Bioinformatics, Biostatistics, and Computational Biology
We envision that the BBC will build upon all these recent advances – hardware and personnel, and be able to provide a set of specific services required by the Projects, provide general services required by multiple projects as well as work with Campuses and LONI resource providers to guide the development of Cyberinfrastructure to be effective for Computational Biologists and BioInformaticians. The BBC will also greatly increase the level – frequency and sophistication, of Computational Training provided to LBRN researchers.
The functionality of the BBC services can be roughly grouped into 10 different categories:
1. HPC computing: Project requires HPC computing resources provided by LONI.
2. Data intensive: Project requires data intensive computing that will be supported by LONI/Petashare.
3. Data visualization: Project benefits from data visualization provided by LONI.
4. Rational Drug Discovery (Docking/protein-protein/NA-NA interactions): Projects carries out rational drug discovery computation and BBC will support computing resources and domain expertise.
5. Microarray data: Project carries out microarray experiment and requires microarray data analysis or develops tool kits for microarray data analysis.
6. Genomic database search: Projects benefits from genome database search that will be supported by BBC with computing resources and consulting.
7. Pathway analysis: Project carries out pathway analysis with BBC providing supports and consulting on packages.
8. Bioinformatics tool development: Assistance with tool development and delivery for Bioinformatics research.

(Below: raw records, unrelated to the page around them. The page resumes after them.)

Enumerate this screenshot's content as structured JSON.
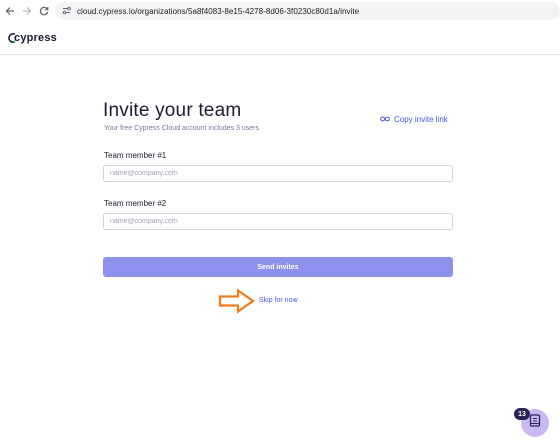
{
  "browser": {
    "url": "cloud.cypress.io/organizations/5a8f4083-8e15-4278-8d06-3f0230c80d1a/invite"
  },
  "header": {
    "logo_text": "cypress"
  },
  "invite": {
    "title": "Invite your team",
    "subtitle": "Your free Cypress Cloud account includes 3 users",
    "copy_link_label": "Copy invite link",
    "members": [
      {
        "label": "Team member #1",
        "placeholder": "name@company.com",
        "value": ""
      },
      {
        "label": "Team member #2",
        "placeholder": "name@company.com",
        "value": ""
      }
    ],
    "send_label": "Send invites",
    "skip_label": "Skip for now"
  },
  "widget": {
    "badge_count": "13"
  },
  "colors": {
    "accent": "#4956e3",
    "button_bg": "#8c91ee",
    "annotation": "#f07c1e",
    "widget_bg": "#c9b8f2"
  },
  "icons": [
    "back-arrow-icon",
    "forward-arrow-icon",
    "reload-icon",
    "site-info-icon",
    "link-icon",
    "annotation-arrow-icon",
    "book-icon"
  ]
}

9. Application of Statistical analysis and standalone tools: Assistance and mentoring with case-based statistical and tool consulting.
10. Data and information integration: Project uses LONI resources to integrate data and perform discovery from related experiments using BBC supported CyberTools.
In general, Categories 1-3 provide the software and infrastructure services to enhance the High Performance Computing resources and environments to support effective computational and data management, including support for Visualization requirements for research projects. Categories 4-7 provide support for specific Bioinformatics tools, which along with the first set will be the primary responsibility of the Bioinformatics subcore. Categories 8-10 will be jointly supported by the two sub-cores.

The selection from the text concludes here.